Another way of handling this could be disabling compression for error responses somehow.
We ended up finding a way to disable chunked transfer encoding, so this is now finally working!
Usign the tests from https://github.com/ethereum/go-ethereum/issues/21430#issuecomment-853695381:
[user@work go-ethereum]$ curl --data '{"method":"debug_timeMeOut","params":[25],"id":1,"jsonrpc":"2.0"}' -H "Content-Type: application/json" -X POST localhost:8545
{"jsonrpc":"2.0","id":1,"result":"Oll korrekt!"}
[user@work go-ethereum]$ curl --data '{"method":"debug_timeMeOut","params":[30],"id":1,"jsonrpc":"2.0"}' -H "Content-Type: application/json" -X POST localhost:8545
{"jsonrpc":"2.0","id":1,"error":{"code":408,"message":"request timed out"}}
LGTM!
I'm going to revert #26116 in this PR since the HTTP timeout cuts connection on graphql anyway. Unfortunately there's no error message in this case either:
❯ curl -X POST -H "Content-Type: application/json" --data '{"query":"query{block() { number }}"}' --output - http://127.0.0.1:8545/graphql
curl: (52) Empty reply from server
Edit: no it's good to keep that since it will cancel the graphql query processing. I will only bring down timeout to 30s to be inline with http write timeout.
Graphql also returns an error now. Note it's a plain error with status internal server error. Similar to how we did it for json marshalling error:
❯ curl -X POST -H "Content-Type: application/json" --data '{"query":"query{block() { number }}"}' -v http://127.0.0.1:8545/graphql
Note: Unnecessary use of -X or --request, POST is already inferred.

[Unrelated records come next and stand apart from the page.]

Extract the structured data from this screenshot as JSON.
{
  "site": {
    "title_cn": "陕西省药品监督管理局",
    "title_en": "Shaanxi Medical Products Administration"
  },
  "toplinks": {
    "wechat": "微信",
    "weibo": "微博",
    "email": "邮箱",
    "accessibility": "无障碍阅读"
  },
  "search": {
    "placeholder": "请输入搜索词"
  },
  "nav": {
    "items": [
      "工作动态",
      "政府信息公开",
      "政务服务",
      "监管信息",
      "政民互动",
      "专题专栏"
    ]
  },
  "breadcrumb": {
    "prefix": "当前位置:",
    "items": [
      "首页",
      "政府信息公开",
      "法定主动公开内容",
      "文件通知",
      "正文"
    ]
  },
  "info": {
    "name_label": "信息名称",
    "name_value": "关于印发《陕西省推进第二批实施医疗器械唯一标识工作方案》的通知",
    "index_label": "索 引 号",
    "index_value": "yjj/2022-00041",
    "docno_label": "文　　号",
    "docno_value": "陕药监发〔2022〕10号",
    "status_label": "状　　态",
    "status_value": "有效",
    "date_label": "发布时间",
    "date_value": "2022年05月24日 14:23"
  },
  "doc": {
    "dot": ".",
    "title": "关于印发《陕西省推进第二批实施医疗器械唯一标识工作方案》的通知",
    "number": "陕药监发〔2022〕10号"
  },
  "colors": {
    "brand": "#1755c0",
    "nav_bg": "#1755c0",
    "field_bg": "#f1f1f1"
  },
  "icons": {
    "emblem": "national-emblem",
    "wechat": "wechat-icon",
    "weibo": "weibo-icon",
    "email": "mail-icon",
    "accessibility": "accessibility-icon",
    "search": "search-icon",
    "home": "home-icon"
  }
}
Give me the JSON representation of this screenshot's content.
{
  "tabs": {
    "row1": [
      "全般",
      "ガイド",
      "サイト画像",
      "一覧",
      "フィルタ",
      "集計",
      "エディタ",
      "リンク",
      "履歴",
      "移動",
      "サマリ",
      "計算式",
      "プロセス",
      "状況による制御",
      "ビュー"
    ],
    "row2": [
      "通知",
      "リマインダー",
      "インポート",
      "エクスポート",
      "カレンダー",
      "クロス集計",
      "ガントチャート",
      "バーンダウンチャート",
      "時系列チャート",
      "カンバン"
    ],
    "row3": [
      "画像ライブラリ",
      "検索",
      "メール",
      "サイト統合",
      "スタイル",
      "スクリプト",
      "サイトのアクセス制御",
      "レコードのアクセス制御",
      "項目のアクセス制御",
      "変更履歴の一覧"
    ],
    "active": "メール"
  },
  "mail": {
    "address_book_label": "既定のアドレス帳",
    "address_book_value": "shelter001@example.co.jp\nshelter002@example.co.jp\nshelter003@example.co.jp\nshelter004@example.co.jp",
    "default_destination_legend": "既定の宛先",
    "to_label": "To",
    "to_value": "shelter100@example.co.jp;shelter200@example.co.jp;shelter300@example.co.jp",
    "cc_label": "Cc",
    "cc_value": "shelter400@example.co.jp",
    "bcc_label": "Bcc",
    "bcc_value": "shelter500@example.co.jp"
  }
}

* Trying 127.0.0.1:8545...
* Connected to 127.0.0.1 (127.0.0.1) port 8545 (#0)
> POST /graphql HTTP/1.1
> Host: 127.0.0.1:8545
> User-Agent: curl/7.79.1
> Accept: */*
> Content-Type: application/json
> Content-Length: 37
>
* Mark bundle as not supporting multiuse
< HTTP/1.1 500 Internal Server Error
< Content-Length: 17
< Date: Tue, 29 Nov 2022 14:08:54 GMT
< Content-Type: text/plain; charset=utf-8
<
* Connection #0 to host 127.0.0.1 left intact
request timed out
Can't we return a GraphQL error response?
I have decided to remove changes in eth/filters and eth/tracers from the PR. We can submit them in a separate change.